Charlotte is playing its 24th and final season in Fort Mill. The biggest crowd the Knights attracted, 15,591 fans, was July 4, 2008. On July 4, 2012, they attracted 14,206. Capacity is 10,000.

So imagine yourself in BB&T Stadium on July 4, 2014. Two blocks west is Bank of America Stadium. Time Warner Cable Arena is less than a mile away. Look out from home plate past the outfield fence and you see office buildings, towers, sports bars, apartments and condominiums. In the last of the early evening sunlight the city gleams.

A concourse stretches the length of the stadium and will take you to bars, restaurants and a play area for kids. One section of seats is so close to home plate that every time a Durham Bulls pitcher looks at home plate you’ll want to compete with his catcher and offer a signal of your own. Four fingers mean a curve ball that doesn’t curve, a knuckler that doesn’t knuckle and a slider that doesn’t slide.

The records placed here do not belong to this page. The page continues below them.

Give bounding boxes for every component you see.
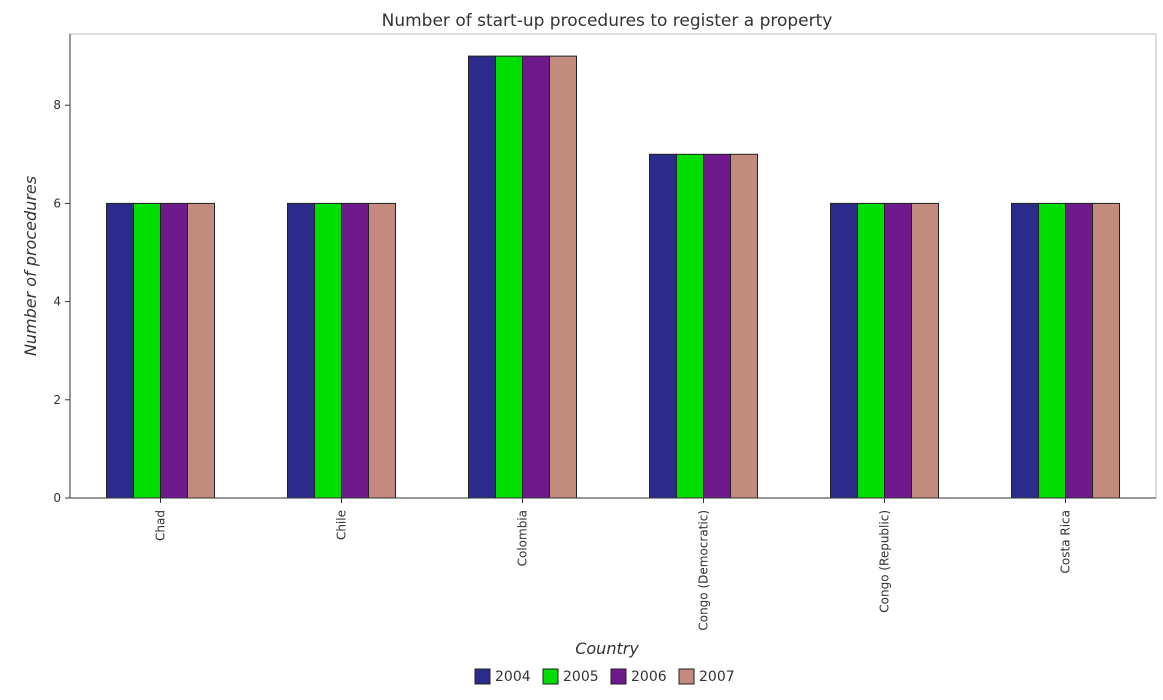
plot-area [69, 33, 1157, 499]
bar-2007 [187, 202, 215, 499]
bar-2007 [911, 202, 939, 499]
y-tick-label: 4 [53, 295, 61, 309]
legend-label: 2006 [631, 669, 667, 685]
bar-2005 [133, 202, 161, 499]
bar-2005 [314, 202, 342, 499]
legend-swatch [474, 668, 491, 685]
bar-2004 [287, 202, 315, 499]
bar-2004 [649, 153, 677, 499]
x-tick-label: Chile [335, 510, 349, 540]
bar-group [106, 55, 1120, 499]
legend-label: 2004 [495, 669, 531, 685]
bar-2005 [857, 202, 885, 499]
bar-2004 [106, 202, 134, 499]
bar-2006 [884, 202, 912, 499]
bar-2004 [830, 202, 858, 499]
bar-2007 [730, 153, 758, 499]
bar-2004 [468, 55, 496, 499]
bar-2007 [549, 55, 577, 499]
x-tick-label: Costa Rica [1059, 510, 1073, 573]
bar-2007 [368, 202, 396, 499]
legend-swatch [678, 668, 695, 685]
x-axis: Chad Chile Colombia Congo (Democratic) Congo… [70, 497, 1156, 631]
y-axis-label: Number of procedures [21, 176, 40, 356]
y-tick-label: 8 [53, 98, 61, 112]
y-tick-label: 6 [53, 196, 61, 210]
y-axis: 0 2 4 6 8 [53, 34, 71, 505]
x-axis-label: Country [575, 639, 639, 658]
bar-2006 [160, 202, 188, 499]
legend: 2004 2005 2006 2007 [474, 668, 735, 685]
x-tick-label: Congo (Democratic) [697, 510, 711, 631]
bar-2007 [1092, 202, 1120, 499]
legend-label: 2005 [563, 669, 599, 685]
bar-2006 [341, 202, 369, 499]
bar-2004 [1011, 202, 1039, 499]
bar-2006 [1065, 202, 1093, 499]
bar-2005 [1038, 202, 1066, 499]
bar-2005 [676, 153, 704, 499]
x-tick-label: Congo (Republic) [878, 510, 892, 613]
bar-2006 [522, 55, 550, 499]
legend-label: 2007 [699, 669, 735, 685]
bar-2005 [495, 55, 523, 499]
y-tick-label: 0 [53, 491, 61, 505]
x-tick-label: Chad [154, 510, 168, 541]
bar-2006 [703, 153, 731, 499]
y-tick-label: 2 [53, 393, 61, 407]
x-tick-label: Colombia [516, 510, 530, 566]
legend-swatch [610, 668, 627, 685]
chart-title: Number of start-up procedures to registe… [382, 11, 833, 31]
legend-swatch [542, 668, 559, 685]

I will not compare BB&T to Fenway Park. I’m sober.

But they share a trait.

I looked out the window of my Boston hotel one afternoon and saw a strange configuration of lights several blocks away. I was curious, so I ran over to see what caused it. Beneath the lights was Fenway. Yet it didn’t loom. You didn’t see it until you were upon it. This is one of the great ballparks in the world. And it was squeezed into the neighborhood like a Ma & Pa stadium.

BB&T is squeezed in. To retain the feel of openness and to give spectators room to move, capacity is only 10,000.

I predict sellouts. I predict thousands of employees will stay downtown after work, find a seat at the ballpark and linger. Football and basketball are more intense than baseball. You don’t linger at Panthers games or Bobcats games, not if you’re interested in the sport or the outcome. Baseball, even Major League Baseball, allows fans to linger.

I lingered a few weeks ago at a party the Knights threw for sponsors, ticket holders and potential ticket holders. On a long table next to conventional party food were Cracker Jacks.

Cracker Jacks, popcorn and peanuts covered with caramel come from a different time. I didn’t know they still existed. Does every box still offer a prize? I picked one up.

Yes! In every box, there’s a prize.

I took a long look at the ballpark. I felt as if I’d already collected mine.